El despertar de la señorita Prim

A las siete en punto suena la sirena de Astilleros. La oye desde su habitación. Tres minutos después lo hace la alarma del móvil que deja cada noche en la mesilla. La sirena que azuza a los trabajadores es como la llamada del muecín a su conciencia de clase. Ellos ya están dentro. Se levantaron antes que ella, tomaron un café rápido antes que ella, cogieron sus coches y aparcaron antes que ella. Se los imagina ahora como entrando en una fábrica. Como en la escena de los Lumiere pero al revés. Se regodea en su breve privilegio durante esos tres benditos minutos y se levanta poco a poco de la cama. No sabe por qué pero siempre se acuerda en este momento del título de una novela: «El despertar de la señorita Prim»,  sin tener nada que ver esa historia ni con ella ni con su vida.

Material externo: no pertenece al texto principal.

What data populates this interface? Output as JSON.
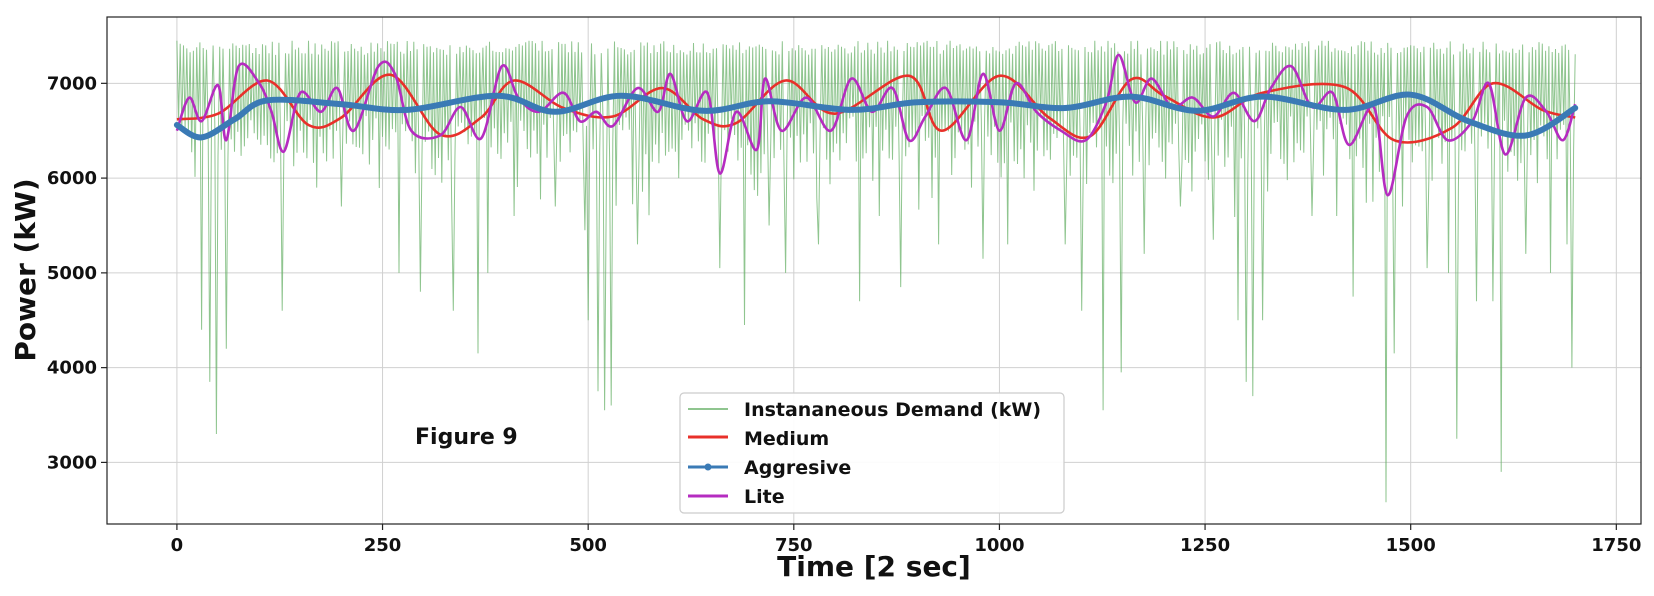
{
  "chart_data": {
    "type": "line",
    "title": "",
    "xlabel": "Time [2 sec]",
    "ylabel": "Power (kW)",
    "xlim": [
      -85,
      1780
    ],
    "ylim": [
      2350,
      7700
    ],
    "xticks": [
      0,
      250,
      500,
      750,
      1000,
      1250,
      1500,
      1750
    ],
    "yticks": [
      3000,
      4000,
      5000,
      6000,
      7000
    ],
    "grid": true,
    "legend_position": "lower-center",
    "annotation": "Figure 9",
    "series": [
      {
        "name": "Instananeous Demand (kW)",
        "color": "#6ab26a",
        "style": "thin-line",
        "x_start": 0,
        "x_end": 1700,
        "points": 850,
        "typical_range": [
          6000,
          7450
        ],
        "dips": [
          [
            30,
            4400
          ],
          [
            40,
            3850
          ],
          [
            48,
            3300
          ],
          [
            60,
            4200
          ],
          [
            128,
            4600
          ],
          [
            170,
            5900
          ],
          [
            200,
            5700
          ],
          [
            270,
            5000
          ],
          [
            295,
            4800
          ],
          [
            335,
            4600
          ],
          [
            365,
            4150
          ],
          [
            377,
            5000
          ],
          [
            410,
            5600
          ],
          [
            460,
            5700
          ],
          [
            495,
            5450
          ],
          [
            500,
            4500
          ],
          [
            512,
            3750
          ],
          [
            520,
            3550
          ],
          [
            527,
            3600
          ],
          [
            560,
            5300
          ],
          [
            610,
            6000
          ],
          [
            660,
            5050
          ],
          [
            690,
            4450
          ],
          [
            720,
            5500
          ],
          [
            740,
            5000
          ],
          [
            780,
            5300
          ],
          [
            830,
            4700
          ],
          [
            880,
            4850
          ],
          [
            925,
            5300
          ],
          [
            965,
            5900
          ],
          [
            980,
            5150
          ],
          [
            1010,
            5300
          ],
          [
            1080,
            5300
          ],
          [
            1100,
            4600
          ],
          [
            1125,
            3550
          ],
          [
            1148,
            3950
          ],
          [
            1175,
            5200
          ],
          [
            1220,
            5700
          ],
          [
            1260,
            5350
          ],
          [
            1290,
            4500
          ],
          [
            1300,
            3850
          ],
          [
            1308,
            3700
          ],
          [
            1320,
            4500
          ],
          [
            1380,
            5600
          ],
          [
            1410,
            5600
          ],
          [
            1430,
            4750
          ],
          [
            1470,
            2580
          ],
          [
            1480,
            4150
          ],
          [
            1490,
            5700
          ],
          [
            1520,
            5050
          ],
          [
            1545,
            5000
          ],
          [
            1555,
            3250
          ],
          [
            1580,
            4700
          ],
          [
            1600,
            4700
          ],
          [
            1610,
            2900
          ],
          [
            1640,
            5200
          ],
          [
            1670,
            5000
          ],
          [
            1690,
            5300
          ],
          [
            1695,
            4000
          ]
        ]
      },
      {
        "name": "Medium",
        "color": "#e8302a",
        "style": "line",
        "keypoints": [
          [
            0,
            6620
          ],
          [
            50,
            6680
          ],
          [
            110,
            7030
          ],
          [
            160,
            6560
          ],
          [
            200,
            6640
          ],
          [
            260,
            7090
          ],
          [
            320,
            6460
          ],
          [
            370,
            6640
          ],
          [
            410,
            7030
          ],
          [
            470,
            6740
          ],
          [
            530,
            6650
          ],
          [
            590,
            6950
          ],
          [
            640,
            6620
          ],
          [
            680,
            6580
          ],
          [
            740,
            7030
          ],
          [
            800,
            6680
          ],
          [
            890,
            7080
          ],
          [
            930,
            6500
          ],
          [
            1000,
            7080
          ],
          [
            1060,
            6640
          ],
          [
            1110,
            6440
          ],
          [
            1160,
            7040
          ],
          [
            1200,
            6870
          ],
          [
            1260,
            6640
          ],
          [
            1320,
            6900
          ],
          [
            1420,
            6960
          ],
          [
            1480,
            6400
          ],
          [
            1550,
            6530
          ],
          [
            1600,
            7000
          ],
          [
            1660,
            6720
          ],
          [
            1700,
            6640
          ]
        ]
      },
      {
        "name": "Aggresive",
        "color": "#3a7ab5",
        "style": "thick-line",
        "keypoints": [
          [
            0,
            6560
          ],
          [
            30,
            6430
          ],
          [
            70,
            6620
          ],
          [
            110,
            6820
          ],
          [
            200,
            6780
          ],
          [
            280,
            6720
          ],
          [
            390,
            6870
          ],
          [
            460,
            6700
          ],
          [
            540,
            6870
          ],
          [
            640,
            6710
          ],
          [
            720,
            6810
          ],
          [
            820,
            6720
          ],
          [
            900,
            6800
          ],
          [
            1000,
            6800
          ],
          [
            1080,
            6740
          ],
          [
            1160,
            6860
          ],
          [
            1240,
            6710
          ],
          [
            1320,
            6860
          ],
          [
            1420,
            6720
          ],
          [
            1500,
            6880
          ],
          [
            1570,
            6600
          ],
          [
            1640,
            6450
          ],
          [
            1700,
            6740
          ]
        ]
      },
      {
        "name": "Lite",
        "color": "#b52cc0",
        "style": "line",
        "keypoints": [
          [
            0,
            6500
          ],
          [
            15,
            6850
          ],
          [
            30,
            6600
          ],
          [
            50,
            6980
          ],
          [
            60,
            6400
          ],
          [
            75,
            7180
          ],
          [
            100,
            7000
          ],
          [
            115,
            6700
          ],
          [
            130,
            6280
          ],
          [
            150,
            6900
          ],
          [
            175,
            6700
          ],
          [
            195,
            6950
          ],
          [
            215,
            6500
          ],
          [
            245,
            7180
          ],
          [
            265,
            7100
          ],
          [
            285,
            6500
          ],
          [
            320,
            6450
          ],
          [
            345,
            6750
          ],
          [
            370,
            6420
          ],
          [
            395,
            7180
          ],
          [
            415,
            6850
          ],
          [
            440,
            6700
          ],
          [
            470,
            6900
          ],
          [
            490,
            6600
          ],
          [
            510,
            6700
          ],
          [
            530,
            6550
          ],
          [
            560,
            6950
          ],
          [
            585,
            6700
          ],
          [
            600,
            7100
          ],
          [
            620,
            6600
          ],
          [
            645,
            6900
          ],
          [
            660,
            6050
          ],
          [
            680,
            6700
          ],
          [
            705,
            6300
          ],
          [
            715,
            7050
          ],
          [
            735,
            6500
          ],
          [
            765,
            6850
          ],
          [
            795,
            6500
          ],
          [
            820,
            7050
          ],
          [
            845,
            6700
          ],
          [
            870,
            6950
          ],
          [
            890,
            6400
          ],
          [
            910,
            6650
          ],
          [
            935,
            6950
          ],
          [
            960,
            6400
          ],
          [
            980,
            7100
          ],
          [
            1000,
            6500
          ],
          [
            1020,
            7000
          ],
          [
            1045,
            6700
          ],
          [
            1075,
            6500
          ],
          [
            1105,
            6400
          ],
          [
            1130,
            6800
          ],
          [
            1145,
            7300
          ],
          [
            1165,
            6800
          ],
          [
            1185,
            7050
          ],
          [
            1210,
            6750
          ],
          [
            1235,
            6850
          ],
          [
            1260,
            6650
          ],
          [
            1285,
            6900
          ],
          [
            1310,
            6600
          ],
          [
            1330,
            6950
          ],
          [
            1355,
            7180
          ],
          [
            1380,
            6750
          ],
          [
            1405,
            6900
          ],
          [
            1425,
            6350
          ],
          [
            1455,
            6750
          ],
          [
            1472,
            5820
          ],
          [
            1495,
            6650
          ],
          [
            1520,
            6750
          ],
          [
            1545,
            6400
          ],
          [
            1575,
            6600
          ],
          [
            1595,
            7000
          ],
          [
            1615,
            6250
          ],
          [
            1640,
            6850
          ],
          [
            1665,
            6700
          ],
          [
            1685,
            6400
          ],
          [
            1700,
            6780
          ]
        ]
      }
    ]
  }
}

Hoy es de esas mañanas en las que tras ponerse la zapatilla del pie derecho–siempre el primero no sabe por qué prioridad del subconsciente- tiene ya que descansar un poco antes de ponerse la del pie izquierdo. Hoy es de esas mañanas en las que ni mira si llueve o no.

Mientras espera que hierva el café, recuerda esos otros despertares. Su madre se acercaba a su litera y le tocaba suavemente los pies por encima de las mantas. Así iba, todas las mañanas, despertando uno a uno a todos sus hijos. Como tocando las teclas de un piano imposible. Como la mano de Dios. Sólo un toque y todos resucitaban.

Al tiempo que toma el café, pone una lavadora, completa la lista de la compra, deja preparado el desayuno, mete el bocadillo en la mochila, pega en el espejo una nota con indicaciones de intendencia, anota el teléfono del oftalmólogo para pedir cita, recoge el portátil, ordena los cojines del sofá y se pone los tacones.

Antes de irse entra en la habitación a contemplar el sueño de un niño. Siempre lo mira un rato. ¿Qué imágenes pasarán por su cabeza?. Duerme alejado todo lo que puede de la pared porque por ahí, dice él, entran las pesadillas. No le toca los pies. Le deja dormir con envidia.

Es como un parto, piensa. Abandonar una cama confortable y tener que salir a la calle es como ser expulsado del útero materno y que unas manos extrañas te den unas palmaditas que te obligan a respirar a la fuerza. Por la acera se ven a padres y madres conciliando la vida familiar y laboral. Pasan rápidos, empujando sillitas con bebés adormilados, todavía en pijamas, que deberían estar en sus cunas. Ellos, padres e hijos, también han sido expulsados de otros vientres. El autobús va lleno. Como siempre. Da un breve frenazo y al intentar agarrarse a la barra roza la mano de una mujer. La  señora la retira rápidamente. Lógico. Ella también querría, seguramente, no tener que estar ahí ahora. Querría continuar en el vientre. Calentita.